Prime Minister Benjamin Netanyahu gave US Secretary of State's Mike Pompeo a unique gift from traditional Jewish heritage: a beautifully framed Israeli flag with stripes and Star of David that were dyed with the authentic Biblical blue dye, tekhelet. Pompeo received the gift during his recent trip to Israel, which was his first trip abroad since the beginning of the coronavirus pandemic.
“Tekhelet has been a symbol of Jewish identity for thousands of years, and it is no coincidence that it was chosen to represent the State of Israel on its flag, which evokes the tallit (prayer shawl),” says Joel Guberman, CEO and co-founder of Ptil Tekhelet, the organization that created the gift.

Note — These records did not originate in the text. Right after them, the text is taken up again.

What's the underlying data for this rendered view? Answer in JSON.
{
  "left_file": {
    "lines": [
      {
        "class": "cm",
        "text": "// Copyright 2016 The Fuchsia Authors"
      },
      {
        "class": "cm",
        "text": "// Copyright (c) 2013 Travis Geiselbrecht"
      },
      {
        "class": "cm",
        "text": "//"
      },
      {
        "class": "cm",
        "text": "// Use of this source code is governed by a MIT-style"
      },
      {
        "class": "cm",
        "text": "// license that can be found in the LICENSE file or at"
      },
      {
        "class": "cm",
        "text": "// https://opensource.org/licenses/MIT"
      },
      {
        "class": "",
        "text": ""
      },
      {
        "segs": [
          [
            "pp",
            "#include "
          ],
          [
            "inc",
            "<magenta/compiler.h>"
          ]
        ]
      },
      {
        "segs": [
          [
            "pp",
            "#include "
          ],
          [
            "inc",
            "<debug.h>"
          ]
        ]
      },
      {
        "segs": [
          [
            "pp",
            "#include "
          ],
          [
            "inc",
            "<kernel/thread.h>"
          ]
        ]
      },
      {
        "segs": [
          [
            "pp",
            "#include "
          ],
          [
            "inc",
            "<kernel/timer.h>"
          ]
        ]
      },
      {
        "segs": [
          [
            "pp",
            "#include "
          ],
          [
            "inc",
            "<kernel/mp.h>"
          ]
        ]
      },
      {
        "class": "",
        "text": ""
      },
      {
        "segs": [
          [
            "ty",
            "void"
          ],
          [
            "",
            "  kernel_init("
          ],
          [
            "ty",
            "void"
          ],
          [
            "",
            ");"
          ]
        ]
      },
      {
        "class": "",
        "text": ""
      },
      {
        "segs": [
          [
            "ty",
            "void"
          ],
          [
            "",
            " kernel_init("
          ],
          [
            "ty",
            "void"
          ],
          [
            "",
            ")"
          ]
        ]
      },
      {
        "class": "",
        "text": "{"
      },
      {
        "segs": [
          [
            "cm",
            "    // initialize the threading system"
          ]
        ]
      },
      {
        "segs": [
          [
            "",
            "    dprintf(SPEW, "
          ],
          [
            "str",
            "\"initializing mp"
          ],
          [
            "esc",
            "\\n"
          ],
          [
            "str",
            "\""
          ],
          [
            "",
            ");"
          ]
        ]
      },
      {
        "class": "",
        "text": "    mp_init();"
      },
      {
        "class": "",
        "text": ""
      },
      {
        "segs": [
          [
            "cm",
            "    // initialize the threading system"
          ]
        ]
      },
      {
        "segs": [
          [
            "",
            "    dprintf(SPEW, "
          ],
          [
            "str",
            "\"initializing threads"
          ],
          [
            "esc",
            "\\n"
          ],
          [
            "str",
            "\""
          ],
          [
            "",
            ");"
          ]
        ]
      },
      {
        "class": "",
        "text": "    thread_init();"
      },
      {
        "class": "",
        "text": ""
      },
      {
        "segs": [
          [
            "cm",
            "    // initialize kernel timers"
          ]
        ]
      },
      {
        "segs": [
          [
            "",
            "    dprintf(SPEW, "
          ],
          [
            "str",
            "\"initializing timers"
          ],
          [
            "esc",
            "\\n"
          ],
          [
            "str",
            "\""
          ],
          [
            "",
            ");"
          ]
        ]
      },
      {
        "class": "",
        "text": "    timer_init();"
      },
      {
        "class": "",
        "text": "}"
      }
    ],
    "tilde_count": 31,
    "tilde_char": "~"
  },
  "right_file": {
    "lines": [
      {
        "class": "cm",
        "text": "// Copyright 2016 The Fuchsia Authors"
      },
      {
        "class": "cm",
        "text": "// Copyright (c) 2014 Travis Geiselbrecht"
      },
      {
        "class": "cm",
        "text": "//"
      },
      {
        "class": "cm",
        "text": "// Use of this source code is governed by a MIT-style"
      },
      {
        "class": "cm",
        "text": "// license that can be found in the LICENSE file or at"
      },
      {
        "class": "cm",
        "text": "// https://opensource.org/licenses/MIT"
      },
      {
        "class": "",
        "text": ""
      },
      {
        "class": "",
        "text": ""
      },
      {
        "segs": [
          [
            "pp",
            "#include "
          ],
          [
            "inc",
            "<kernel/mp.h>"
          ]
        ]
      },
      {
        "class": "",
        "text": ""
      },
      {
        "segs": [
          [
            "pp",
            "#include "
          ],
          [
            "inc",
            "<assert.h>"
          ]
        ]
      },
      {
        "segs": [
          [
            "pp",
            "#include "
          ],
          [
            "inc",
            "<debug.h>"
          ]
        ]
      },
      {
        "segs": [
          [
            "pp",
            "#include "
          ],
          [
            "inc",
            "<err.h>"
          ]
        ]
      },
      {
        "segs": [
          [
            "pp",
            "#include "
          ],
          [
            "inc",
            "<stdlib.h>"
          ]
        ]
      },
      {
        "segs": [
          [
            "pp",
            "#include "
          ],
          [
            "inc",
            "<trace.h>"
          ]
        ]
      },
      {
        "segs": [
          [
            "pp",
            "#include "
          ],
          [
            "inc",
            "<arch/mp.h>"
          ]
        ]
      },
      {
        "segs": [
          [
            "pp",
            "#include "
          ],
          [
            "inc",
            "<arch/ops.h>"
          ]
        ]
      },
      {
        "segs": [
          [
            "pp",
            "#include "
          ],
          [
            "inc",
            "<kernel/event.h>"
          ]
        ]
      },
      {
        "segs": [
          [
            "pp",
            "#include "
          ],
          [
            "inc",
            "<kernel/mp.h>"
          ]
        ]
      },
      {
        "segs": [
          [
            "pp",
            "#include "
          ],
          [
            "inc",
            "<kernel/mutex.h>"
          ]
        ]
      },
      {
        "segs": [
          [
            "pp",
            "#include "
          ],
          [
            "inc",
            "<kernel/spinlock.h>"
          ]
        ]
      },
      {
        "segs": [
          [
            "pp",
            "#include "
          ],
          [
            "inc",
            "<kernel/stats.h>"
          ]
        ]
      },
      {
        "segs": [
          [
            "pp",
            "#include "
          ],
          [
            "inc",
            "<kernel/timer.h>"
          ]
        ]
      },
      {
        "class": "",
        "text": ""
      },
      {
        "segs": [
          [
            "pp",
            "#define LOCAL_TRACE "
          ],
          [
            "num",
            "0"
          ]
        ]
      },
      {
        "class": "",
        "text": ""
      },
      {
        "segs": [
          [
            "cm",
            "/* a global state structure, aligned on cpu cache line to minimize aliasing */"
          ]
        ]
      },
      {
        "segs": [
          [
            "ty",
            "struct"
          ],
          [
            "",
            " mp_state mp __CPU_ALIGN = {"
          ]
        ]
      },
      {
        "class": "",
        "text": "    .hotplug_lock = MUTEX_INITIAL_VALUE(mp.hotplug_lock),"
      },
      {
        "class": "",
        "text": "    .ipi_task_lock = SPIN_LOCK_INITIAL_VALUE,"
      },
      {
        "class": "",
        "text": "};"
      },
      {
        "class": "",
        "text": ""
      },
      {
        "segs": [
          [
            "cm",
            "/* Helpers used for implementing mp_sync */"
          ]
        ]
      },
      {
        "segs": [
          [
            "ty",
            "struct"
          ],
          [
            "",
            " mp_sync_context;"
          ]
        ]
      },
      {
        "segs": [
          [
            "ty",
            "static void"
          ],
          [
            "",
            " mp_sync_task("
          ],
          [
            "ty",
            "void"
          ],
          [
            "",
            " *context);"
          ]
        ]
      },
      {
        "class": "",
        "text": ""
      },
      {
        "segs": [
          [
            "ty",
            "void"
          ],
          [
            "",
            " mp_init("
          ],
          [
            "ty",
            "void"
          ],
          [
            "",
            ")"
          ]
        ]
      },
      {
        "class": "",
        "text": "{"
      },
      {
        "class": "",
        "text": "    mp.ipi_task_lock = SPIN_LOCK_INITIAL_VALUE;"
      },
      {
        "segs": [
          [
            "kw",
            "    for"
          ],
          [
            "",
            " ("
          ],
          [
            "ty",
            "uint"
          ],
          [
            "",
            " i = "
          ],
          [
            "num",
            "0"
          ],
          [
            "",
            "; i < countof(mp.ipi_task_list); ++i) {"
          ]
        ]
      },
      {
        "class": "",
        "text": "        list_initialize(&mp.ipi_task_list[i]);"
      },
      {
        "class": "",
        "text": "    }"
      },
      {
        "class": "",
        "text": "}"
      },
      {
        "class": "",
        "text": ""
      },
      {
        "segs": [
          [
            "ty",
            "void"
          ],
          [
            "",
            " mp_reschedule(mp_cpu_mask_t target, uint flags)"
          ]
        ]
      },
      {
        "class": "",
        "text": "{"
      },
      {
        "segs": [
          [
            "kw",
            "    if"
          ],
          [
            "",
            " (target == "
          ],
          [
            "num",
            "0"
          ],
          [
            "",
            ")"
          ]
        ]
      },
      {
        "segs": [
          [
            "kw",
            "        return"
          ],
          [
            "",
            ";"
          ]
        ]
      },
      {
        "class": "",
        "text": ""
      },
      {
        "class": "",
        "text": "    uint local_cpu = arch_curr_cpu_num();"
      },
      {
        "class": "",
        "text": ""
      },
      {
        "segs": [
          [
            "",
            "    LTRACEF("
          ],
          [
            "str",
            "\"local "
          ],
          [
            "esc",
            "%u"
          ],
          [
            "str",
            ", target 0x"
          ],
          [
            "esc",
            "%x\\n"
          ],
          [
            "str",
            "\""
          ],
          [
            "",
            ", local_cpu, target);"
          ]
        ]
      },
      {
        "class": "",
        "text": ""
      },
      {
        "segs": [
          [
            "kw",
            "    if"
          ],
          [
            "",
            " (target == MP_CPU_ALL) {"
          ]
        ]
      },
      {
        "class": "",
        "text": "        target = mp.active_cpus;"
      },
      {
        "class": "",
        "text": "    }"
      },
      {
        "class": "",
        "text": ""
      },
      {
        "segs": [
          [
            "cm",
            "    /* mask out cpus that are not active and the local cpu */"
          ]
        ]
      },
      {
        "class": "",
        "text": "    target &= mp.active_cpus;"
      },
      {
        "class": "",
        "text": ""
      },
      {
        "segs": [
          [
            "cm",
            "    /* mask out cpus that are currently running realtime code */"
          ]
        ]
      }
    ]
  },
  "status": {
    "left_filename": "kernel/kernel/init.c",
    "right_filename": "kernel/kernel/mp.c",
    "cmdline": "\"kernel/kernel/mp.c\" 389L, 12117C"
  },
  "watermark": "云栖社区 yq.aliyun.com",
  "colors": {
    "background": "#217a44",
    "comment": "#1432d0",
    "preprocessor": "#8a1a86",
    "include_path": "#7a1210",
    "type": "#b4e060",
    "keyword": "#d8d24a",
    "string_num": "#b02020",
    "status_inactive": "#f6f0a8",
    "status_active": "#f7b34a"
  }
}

“The founders of our organization are olim (immigrants) from Russia and the United States and we have always seen tekhelet as a uniting factor. Tekhelet brings together the ancient and the modern, Torah and science, and is the common thread which connects all Jews the world over. The gift highlights the strong and everlasting bond between Israel and America.”
In the Bible, tekhelet plays a prominent role in the adornments of the High Temple, its curtains, and the garments of the high-priest. Additionally, Jews are commanded in the Shema prayer to “affix on the corner tassel a thread of tekhelet” on the tzitzit (fringes) of their tallit (prayer shawl).
Due to a combination of historical events, about 1,300 years ago, tekhelet was lost to the world and the secrets of this singular blue color including the identity of the mysterious sea creature that produced the dye, slipped into obscurity. Jews continued to wear tzitzit, but with only white strings were unable to fulfill the commandment in its most complete form.
Recent advances in chemistry and archaeology have helped determine the authentic source of tekhelet and have led to the reestablishment of the practice. Today, many across the globe are once again wearing tekhelet on their prayer-shawls.